Evangelism has always been a frightening word. I grew up in the era of the “4 Spiritual Laws” and going door to door to tell people about Jesus and ask them to pray the prayer at the end of our 15-minute conversation. It was a quick sales transaction. I am sure there are people for whom this was the perfect way for them to open the door to following Jesus. But following Jesus is so much more than a sales transaction or a successful debate.
We were trained to go out and try to convince people to agree with us. But I learned the most from one encounter during our practice door-knocking. An older man came to the door, who said he was Jewish opened on the door. He was so kind to us in our Junior High false assuredness. He invited us inside, offered us lemonade and chatted with us. He treated us with hospitality, and so evangelized us.
Evangelism scared me because I am not gifted as a sales person. Customer service, helping with a purchase, providing a product – all good. But cold-call sales are terrifying!

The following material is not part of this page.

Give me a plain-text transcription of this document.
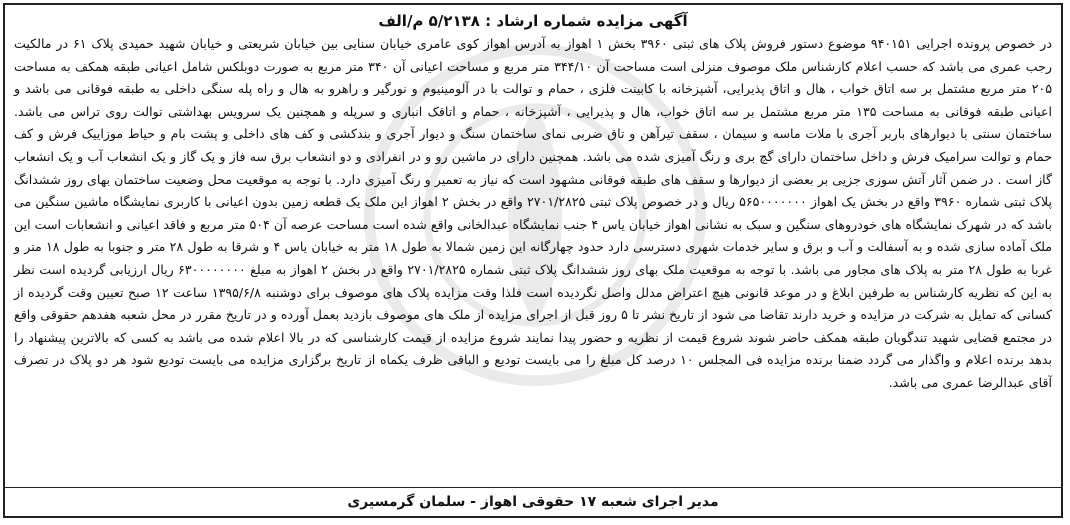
آگهی مزایده شماره ارشاد : ۵/۲۱۳۸ م/الف

در خصوص پرونده اجرایی ۹۴۰۱۵۱ موضوع دستور فروش پلاک های ثبتی ۳۹۶۰ بخش ۱ اهواز به آدرس اهواز کوی عامری خیابان سنایی بین خیابان شریعتی و خیابان شهید حمیدی پلاک ۶۱ در مالکیت رجب عمری می باشد که حسب اعلام کارشناس ملک موصوف منزلی است مساحت آن ۳۴۴/۱۰ متر مربع و مساحت اعیانی آن ۳۴۰ متر مربع به صورت دوبلکس شامل اعیانی طبقه همکف به مساحت ۲۰۵ متر مربع مشتمل بر سه اتاق خواب ، هال و اتاق پذیرایی، آشپزخانه با کابینت فلزی ، حمام و توالت با در آلومینیوم و نورگیر و راهرو به هال و راه پله سنگی داخلی به طبقه فوقانی می باشد و اعیانی طبقه فوقانی به مساحت ۱۳۵ متر مربع مشتمل بر سه اتاق خواب، هال و پذیرایی ، آشپزخانه ، حمام و اتاقک انباری و سرپله و همچنین یک سرویس بهداشتی توالت روی تراس می باشد. ساختمان سنتی با دیوارهای باربر آجری با ملات ماسه و سیمان ، سقف تیرآهن و تاق ضربی نمای ساختمان سنگ و دیوار آجری و بندکشی و کف های داخلی و پشت بام و حیاط موزاییک فرش و کف حمام و توالت سرامیک فرش و داخل ساختمان دارای گچ بری و رنگ آمیزی شده می باشد. همچنین دارای در ماشین رو و در انفرادی و دو انشعاب برق سه فاز و یک گاز و یک انشعاب آب و یک انشعاب گاز است . در ضمن آثار آتش سوزی جزیی بر بعضی از دیوارها و سقف های طبقه فوقانی مشهود است که نیاز به تعمیر و رنگ آمیزی دارد. با توجه به موقعیت محل وضعیت ساختمان بهای روز ششدانگ پلاک ثبتی شماره ۳۹۶۰ واقع در بخش یک اهواز ۵۶۵۰۰۰۰۰۰۰ ریال و در خصوص پلاک ثبتی ۲۷۰۱/۲۸۲۵ واقع در بخش ۲ اهواز این ملک یک قطعه زمین بدون اعیانی با کاربری نمایشگاه ماشین سنگین می باشد که در شهرک نمایشگاه های خودروهای سنگین و سبک به نشانی اهواز خیابان یاس ۴ جنب نمایشگاه عبدالخانی واقع شده است مساحت عرصه آن ۵۰۴ متر مربع و فاقد اعیانی و انشعابات است این ملک آماده سازی شده و به آسفالت و آب و برق و سایر خدمات شهری دسترسی دارد حدود چهارگانه این زمین شمالا به طول ۱۸ متر به خیابان یاس ۴ و شرقا به طول ۲۸ متر و جنوبا به طول ۱۸ متر و غربا به طول ۲۸ متر به پلاک های مجاور می باشد. با توجه به موقعیت ملک بهای روز ششدانگ پلاک ثبتی شماره ۲۷۰۱/۲۸۲۵ واقع در بخش ۲ اهواز به مبلغ ۶۳۰۰۰۰۰۰۰۰ ریال ارزیابی گردیده است نظر به این که نظریه کارشناس به طرفین ابلاغ و در موعد قانونی هیچ اعتراض مدلل واصل نگردیده است فلذا وقت مزایده پلاک های موصوف برای دوشنبه ۱۳۹۵/۶/۸ ساعت ۱۲ صبح تعیین وقت گردیده از کسانی که تمایل به شرکت در مزایده و خرید دارند تقاضا می شود از تاریخ نشر تا ۵ روز قبل از اجرای مزایده از ملک های موصوف بازدید بعمل آورده و در تاریخ مقرر در محل شعبه هفدهم حقوقی واقع در مجتمع قضایی شهید تندگویان طبقه همکف حاضر شوند شروع قیمت از نظریه و حضور پیدا نمایند شروع مزایده از قیمت کارشناسی که در بالا اعلام شده می باشد به کسی که بالاترین پیشنهاد را بدهد برنده اعلام و واگذار می گردد ضمنا برنده مزایده فی المجلس ۱۰ درصد کل مبلغ را می بایست تودیع و الباقی ظرف یکماه از تاریخ برگزاری مزایده می بایست تودیع شود هر دو پلاک در تصرف آقای عبدالرضا عمری می باشد.

مدیر اجرای شعبه ۱۷ حقوقی اهواز - سلمان گرمسیری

I was eventually relieved of my fear of evangelism. When I studied Greek, I found out that evangelism does not mean going door to door trying to get people to agree with me. Evangelism doesn’t translate very well into English. It is the verbal form of “good news.” It means “to good-news people.” Evangelism was more like what the Jewish man did for us. He gently shared with us his joy and confidence and simple hospitality. Good news indeed to three scared pre-adolescents on a hot central California summer afternoon! He good newsed us. Set us at peace. Blessed us.
So the question in any encounter is not, Will you join my group? Or, Do you agree with our dogmas? The question is always: How can I good-news this person? What might this person hear as good news? If I can be part of making that happen, what a blessing and a joy!
I talked with a friend yesterday, who has decided to shut down her Facebook account. There was too much bad news there. She could not survive it! As a person who loves to be in the know about what is going on, this is a stretch for her. But it is good for her health and well-being. It is good-newsing her – just not having to encounter so much bad news.
Evangelism is a passe word. Let’s get rid of it. And instead, let’s learn to good news people. Good news makes connections. Communicate. Be one body. Value the people who have different roles that we do. Find the gifts we need in the people God has included in our body.
We have the most amazing good news to share with the world. God loves you. You are beloved. I am beloved. Really, that is all we need.